Castle joined the OSU faculty in agricultural economics in 1954 and has served as department head, dean of faculty, dean of the Graduate School, director of the Water Resources Institute, and chair of the graduate faculty of economics. He co-authored a farm management textbook, and after retirement became vice president and then president of Resources for the Future, providing non-partisan analyses about issues related to natural resources and the environment.
Miller, a charter member of Oregon Women for Agriculture, has been active in rural affairs since moving to her farm south of Corvallis in 1942. She has been an active member of the Benton County Farm Bureau, Willamette Grange, Corvallis Weavers Guild and Oregon Small Woodlands Association, with which she helps on the annual tree farm tour. She is a past board member of Oregon Women for Agriculture, served as editor of their monthly newsletter for three years, and was a 4-H volunteer leader for more than eight years.

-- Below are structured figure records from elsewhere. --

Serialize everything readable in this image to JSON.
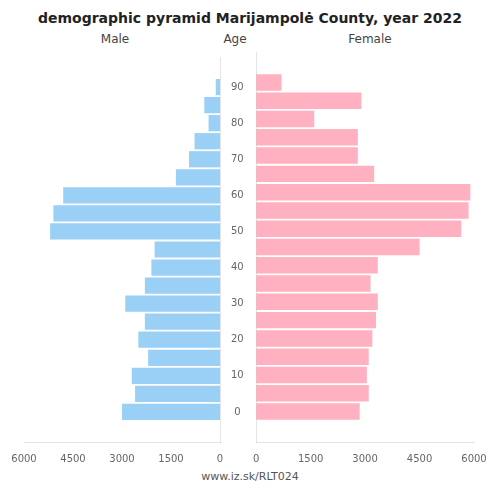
{
  "chart_data": {
    "type": "bar",
    "orientation": "horizontal",
    "title": "demographic pyramid Marijampolė County, year 2022",
    "ylabel": "Age",
    "footer": "www.iz.sk/RLT024",
    "y": [
      0,
      5,
      10,
      15,
      20,
      25,
      30,
      35,
      40,
      45,
      50,
      55,
      60,
      65,
      70,
      75,
      80,
      85,
      90
    ],
    "series": [
      {
        "name": "Male",
        "values": [
          3000,
          2600,
          2700,
          2200,
          2500,
          2300,
          2900,
          2300,
          2100,
          2000,
          5200,
          5100,
          4800,
          1350,
          950,
          780,
          350,
          480,
          130
        ]
      },
      {
        "name": "Female",
        "values": [
          2850,
          3100,
          3050,
          3100,
          3200,
          3300,
          3350,
          3150,
          3350,
          4500,
          5650,
          5850,
          5900,
          3250,
          2800,
          2800,
          1600,
          2900,
          700
        ]
      }
    ],
    "xlim": [
      0,
      6000
    ],
    "xticks": [
      0,
      1500,
      3000,
      4500,
      6000
    ],
    "ylim": [
      -3,
      93
    ],
    "yticks": [
      0,
      10,
      20,
      30,
      40,
      50,
      60,
      70,
      80,
      90
    ],
    "grid": false
  }
}
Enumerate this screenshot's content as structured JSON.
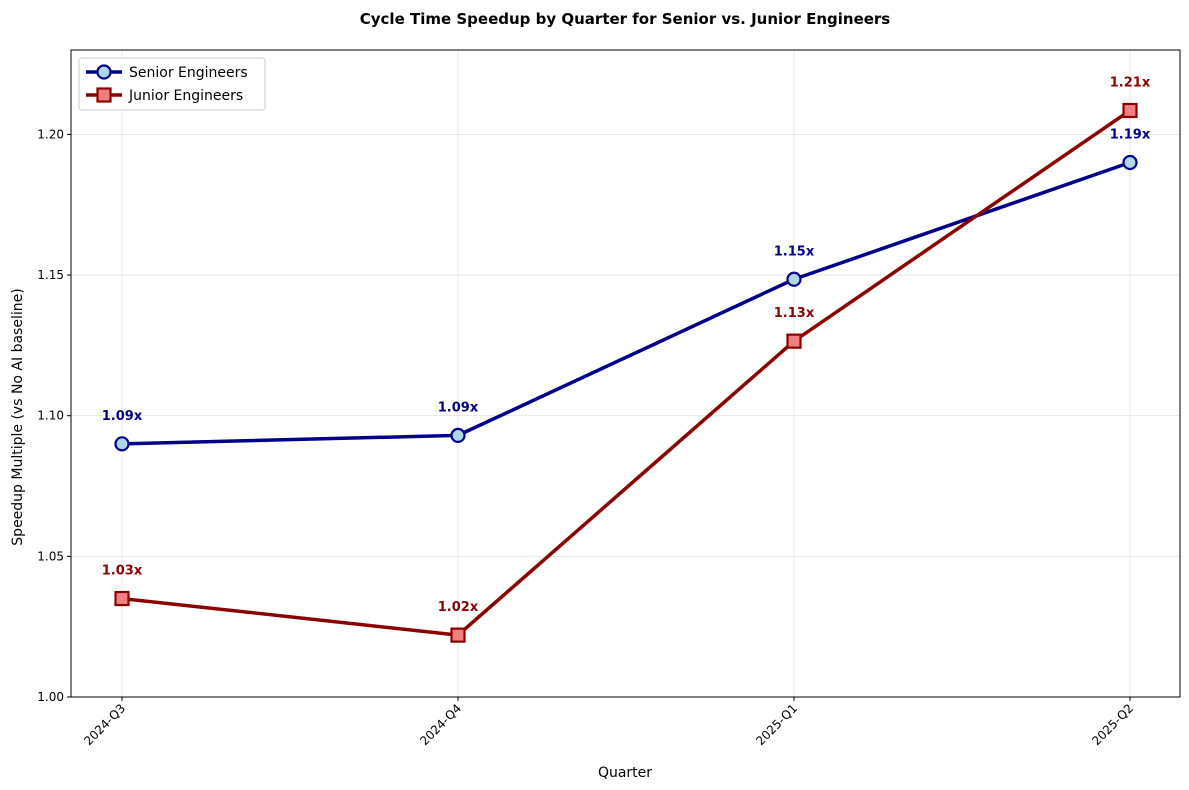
{
  "chart_data": {
    "type": "line",
    "title": "Cycle Time Speedup by Quarter for Senior vs. Junior Engineers",
    "xlabel": "Quarter",
    "ylabel": "Speedup Multiple (vs No AI baseline)",
    "categories": [
      "2024-Q3",
      "2024-Q4",
      "2025-Q1",
      "2025-Q2"
    ],
    "ylim": [
      1.0,
      1.23
    ],
    "yticks": [
      1.0,
      1.05,
      1.1,
      1.15,
      1.2
    ],
    "ytick_labels": [
      "1.00",
      "1.05",
      "1.10",
      "1.15",
      "1.20"
    ],
    "grid": true,
    "legend_position": "top-left",
    "series": [
      {
        "name": "Senior Engineers",
        "values": [
          1.09,
          1.093,
          1.1485,
          1.19
        ],
        "data_labels": [
          "1.09x",
          "1.09x",
          "1.15x",
          "1.19x"
        ],
        "line_color": "#00008b",
        "marker": "circle",
        "marker_fill": "#add8e6",
        "label_color": "#00008b"
      },
      {
        "name": "Junior Engineers",
        "values": [
          1.035,
          1.022,
          1.1265,
          1.2085
        ],
        "data_labels": [
          "1.03x",
          "1.02x",
          "1.13x",
          "1.21x"
        ],
        "line_color": "#8b0000",
        "marker": "square",
        "marker_fill": "#f08080",
        "label_color": "#8b0000"
      }
    ]
  }
}
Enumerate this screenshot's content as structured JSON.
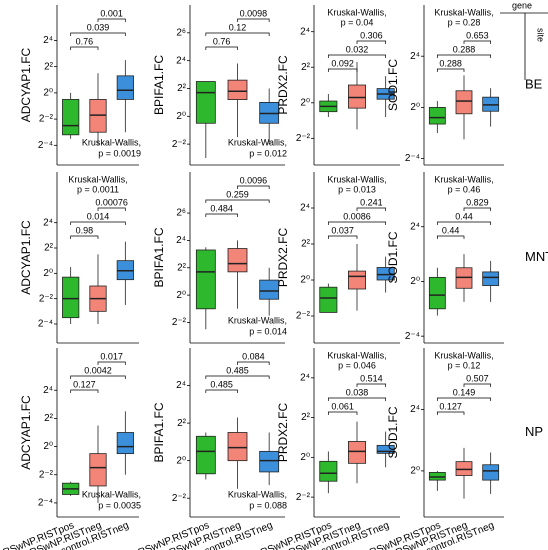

Oester began his career as a vocational agriculture teacher at Knappa and then Scappoose high schools. He joined the OSU Extension Service in 1955, an involvement that was to last for 27 years, including service in both Columbia and Curry County. In 1965, Oester moved to Corvallis to serve as Extension rural defense specialist and became an area supervisor in 1966. In 1971, he was named Extension training coordinator, coordinating in-service staff training programs.
Ross received his degree from OSU in 1951 and then worked as an inspector with the seed certification program. He served as OSU Extension agent in Jefferson County, where he established test plots for grass seed and alfalfa, detected ring rot in potatoes, and collaborated with OSU researchers to determine the incidence of white muscle disease in calves and lambs. He moved to Corvallis to become an Extension area supervisor and later was named supervisor of county programs. He was CorvallisSenior First Citizen in 1994 and in 1998 was named Kiwanian of the Year.